Some members of the crowd around them had begun to sing and some others to tap their tongues against their palates, making a noise of cheerful wailing. The children cleared the path ahead like a pack of hungry goats, snatching up every leaf and twig, ripping out vines, knocking down spider webs with a stick, until the trail was as neat as anything found in a national park. “You never told me why you changed yours,” Marina said.

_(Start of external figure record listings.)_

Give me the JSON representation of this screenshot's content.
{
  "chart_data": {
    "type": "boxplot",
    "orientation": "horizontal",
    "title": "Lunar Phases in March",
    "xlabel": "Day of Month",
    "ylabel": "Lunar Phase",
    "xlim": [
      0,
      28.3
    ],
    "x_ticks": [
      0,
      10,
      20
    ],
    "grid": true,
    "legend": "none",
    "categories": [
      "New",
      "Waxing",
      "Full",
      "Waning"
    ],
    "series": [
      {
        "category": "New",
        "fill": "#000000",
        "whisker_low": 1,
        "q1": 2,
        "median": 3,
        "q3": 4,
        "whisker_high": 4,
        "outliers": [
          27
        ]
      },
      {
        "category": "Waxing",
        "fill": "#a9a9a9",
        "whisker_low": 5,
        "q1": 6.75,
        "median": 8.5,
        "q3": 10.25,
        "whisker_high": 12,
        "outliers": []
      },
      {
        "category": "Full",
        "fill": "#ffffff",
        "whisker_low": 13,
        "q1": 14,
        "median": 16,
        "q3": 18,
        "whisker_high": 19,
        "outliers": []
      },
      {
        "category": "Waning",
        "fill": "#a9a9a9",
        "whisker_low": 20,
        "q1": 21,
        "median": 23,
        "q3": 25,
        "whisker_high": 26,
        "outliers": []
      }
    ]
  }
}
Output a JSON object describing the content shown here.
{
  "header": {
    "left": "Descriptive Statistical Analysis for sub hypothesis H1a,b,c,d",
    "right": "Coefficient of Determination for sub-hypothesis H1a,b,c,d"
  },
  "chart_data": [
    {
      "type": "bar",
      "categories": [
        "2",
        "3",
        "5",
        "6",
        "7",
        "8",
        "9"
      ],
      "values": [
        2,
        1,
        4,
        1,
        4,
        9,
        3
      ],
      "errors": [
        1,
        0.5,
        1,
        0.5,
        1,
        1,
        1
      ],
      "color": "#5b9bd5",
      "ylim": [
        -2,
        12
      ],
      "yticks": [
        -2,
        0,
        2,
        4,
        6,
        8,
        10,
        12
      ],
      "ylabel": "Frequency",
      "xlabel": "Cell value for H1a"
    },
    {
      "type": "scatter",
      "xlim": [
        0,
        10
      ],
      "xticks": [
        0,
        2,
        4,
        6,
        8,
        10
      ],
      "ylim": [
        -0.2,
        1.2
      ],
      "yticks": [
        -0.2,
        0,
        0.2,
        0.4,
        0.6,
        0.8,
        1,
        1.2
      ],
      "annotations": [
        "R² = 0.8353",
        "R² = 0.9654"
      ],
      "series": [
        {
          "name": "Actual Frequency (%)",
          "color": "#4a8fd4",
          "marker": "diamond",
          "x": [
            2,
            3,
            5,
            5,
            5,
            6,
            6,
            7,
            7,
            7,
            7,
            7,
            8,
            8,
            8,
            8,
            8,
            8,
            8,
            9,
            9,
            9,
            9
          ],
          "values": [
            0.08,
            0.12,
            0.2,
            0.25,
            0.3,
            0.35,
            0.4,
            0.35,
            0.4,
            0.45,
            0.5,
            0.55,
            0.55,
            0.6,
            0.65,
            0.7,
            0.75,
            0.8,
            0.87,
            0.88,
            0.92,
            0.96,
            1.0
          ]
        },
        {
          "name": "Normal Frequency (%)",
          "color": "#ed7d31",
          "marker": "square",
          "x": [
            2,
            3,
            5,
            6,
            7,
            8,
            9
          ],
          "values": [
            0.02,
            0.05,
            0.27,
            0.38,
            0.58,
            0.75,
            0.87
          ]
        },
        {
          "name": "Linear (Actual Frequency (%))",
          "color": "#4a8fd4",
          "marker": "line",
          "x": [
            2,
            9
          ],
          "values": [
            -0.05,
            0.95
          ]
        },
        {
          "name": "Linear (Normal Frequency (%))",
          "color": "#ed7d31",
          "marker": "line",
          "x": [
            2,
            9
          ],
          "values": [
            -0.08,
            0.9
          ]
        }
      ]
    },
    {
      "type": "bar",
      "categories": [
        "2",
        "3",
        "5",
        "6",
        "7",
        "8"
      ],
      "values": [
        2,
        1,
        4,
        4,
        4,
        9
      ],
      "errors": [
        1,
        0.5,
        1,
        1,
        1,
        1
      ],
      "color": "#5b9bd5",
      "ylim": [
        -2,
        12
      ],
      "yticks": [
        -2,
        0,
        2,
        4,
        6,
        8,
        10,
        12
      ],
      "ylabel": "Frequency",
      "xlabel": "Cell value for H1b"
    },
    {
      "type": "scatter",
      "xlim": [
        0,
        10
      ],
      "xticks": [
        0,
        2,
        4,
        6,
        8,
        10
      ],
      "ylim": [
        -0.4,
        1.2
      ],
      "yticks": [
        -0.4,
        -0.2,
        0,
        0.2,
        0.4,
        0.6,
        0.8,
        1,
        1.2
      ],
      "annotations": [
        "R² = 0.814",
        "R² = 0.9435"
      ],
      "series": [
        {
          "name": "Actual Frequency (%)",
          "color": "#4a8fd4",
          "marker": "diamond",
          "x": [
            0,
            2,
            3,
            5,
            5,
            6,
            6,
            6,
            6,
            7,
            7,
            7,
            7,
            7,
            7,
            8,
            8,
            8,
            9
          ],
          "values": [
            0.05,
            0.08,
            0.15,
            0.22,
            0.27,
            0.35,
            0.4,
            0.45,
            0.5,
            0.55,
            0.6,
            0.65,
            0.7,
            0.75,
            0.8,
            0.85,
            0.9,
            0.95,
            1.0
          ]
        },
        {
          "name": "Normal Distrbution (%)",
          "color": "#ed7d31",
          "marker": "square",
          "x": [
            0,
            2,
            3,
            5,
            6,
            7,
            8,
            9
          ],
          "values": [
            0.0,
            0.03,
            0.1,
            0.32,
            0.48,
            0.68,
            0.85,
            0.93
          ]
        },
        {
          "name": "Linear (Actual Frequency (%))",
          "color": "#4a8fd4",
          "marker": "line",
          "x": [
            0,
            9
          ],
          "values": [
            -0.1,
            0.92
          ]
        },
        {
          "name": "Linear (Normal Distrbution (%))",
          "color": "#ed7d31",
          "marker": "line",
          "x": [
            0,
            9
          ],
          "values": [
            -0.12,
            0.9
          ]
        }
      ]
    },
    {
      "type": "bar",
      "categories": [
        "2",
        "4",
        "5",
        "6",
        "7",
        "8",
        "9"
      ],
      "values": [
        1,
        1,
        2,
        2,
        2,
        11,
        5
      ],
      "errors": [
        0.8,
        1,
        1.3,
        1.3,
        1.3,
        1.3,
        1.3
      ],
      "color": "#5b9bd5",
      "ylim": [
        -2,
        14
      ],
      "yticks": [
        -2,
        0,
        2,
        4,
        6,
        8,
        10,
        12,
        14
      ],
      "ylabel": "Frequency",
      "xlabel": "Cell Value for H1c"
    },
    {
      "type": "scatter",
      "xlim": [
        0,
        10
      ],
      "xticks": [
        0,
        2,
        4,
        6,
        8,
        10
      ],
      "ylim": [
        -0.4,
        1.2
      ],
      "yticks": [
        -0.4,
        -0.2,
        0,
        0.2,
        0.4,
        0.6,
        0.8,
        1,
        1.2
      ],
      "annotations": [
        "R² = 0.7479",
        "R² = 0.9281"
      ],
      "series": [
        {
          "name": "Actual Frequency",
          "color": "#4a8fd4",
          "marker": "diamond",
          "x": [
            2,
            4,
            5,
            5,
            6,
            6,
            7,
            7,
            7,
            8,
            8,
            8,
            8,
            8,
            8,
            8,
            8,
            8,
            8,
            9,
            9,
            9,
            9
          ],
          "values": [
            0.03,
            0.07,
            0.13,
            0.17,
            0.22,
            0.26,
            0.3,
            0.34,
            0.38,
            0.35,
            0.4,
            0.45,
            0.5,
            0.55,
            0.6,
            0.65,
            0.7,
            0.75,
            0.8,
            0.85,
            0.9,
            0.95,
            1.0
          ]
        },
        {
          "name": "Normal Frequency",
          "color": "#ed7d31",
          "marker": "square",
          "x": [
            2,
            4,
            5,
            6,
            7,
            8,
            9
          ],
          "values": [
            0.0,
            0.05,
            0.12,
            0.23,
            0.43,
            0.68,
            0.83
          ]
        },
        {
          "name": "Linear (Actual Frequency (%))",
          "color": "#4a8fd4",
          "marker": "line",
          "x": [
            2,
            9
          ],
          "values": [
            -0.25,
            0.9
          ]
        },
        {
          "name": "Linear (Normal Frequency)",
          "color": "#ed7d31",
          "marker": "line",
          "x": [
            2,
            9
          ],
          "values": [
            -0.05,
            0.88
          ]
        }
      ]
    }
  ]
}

“I had no choice. I saw the work that needed to be done and I had to do it myself. You can’t draw the world a map to this place and have everyone come running in, trampling the Rapps, killing off the martinets, displacing the tribe. By the time they understood what they were doing, it would all be dead. The conditions for this particular ecosystem have yet to be replicated. Eventually, yes, but for the time being if it is going to happen it’s going to happen here. For years my study was strictly academic. I wanted to record the role of Martins in fertility. I had no desire to synthesize a compound. I’ve never believed the women of the world are entitled to leave every one of their options open for a lifetime. I believe it less now that I am pregnant. Give me your hand, Dr. Singh, this leg is killing me. Yes. We can walk a little slower than the rest of them.” With that the Lakashi, who had at times an uncanny ability to understand English, cut their pace in half. “But when I discovered the link to malaria all of that changed. No scientist could be on the threshold of a vaccination for malaria and not make an attempt at it. I’ve been very careful about the people I’ve brought here. They are all extremely committed, respectful. I wouldn’t have any of them take out my appendix, but as far as the drug’s development is concerned they have made remarkable progress.”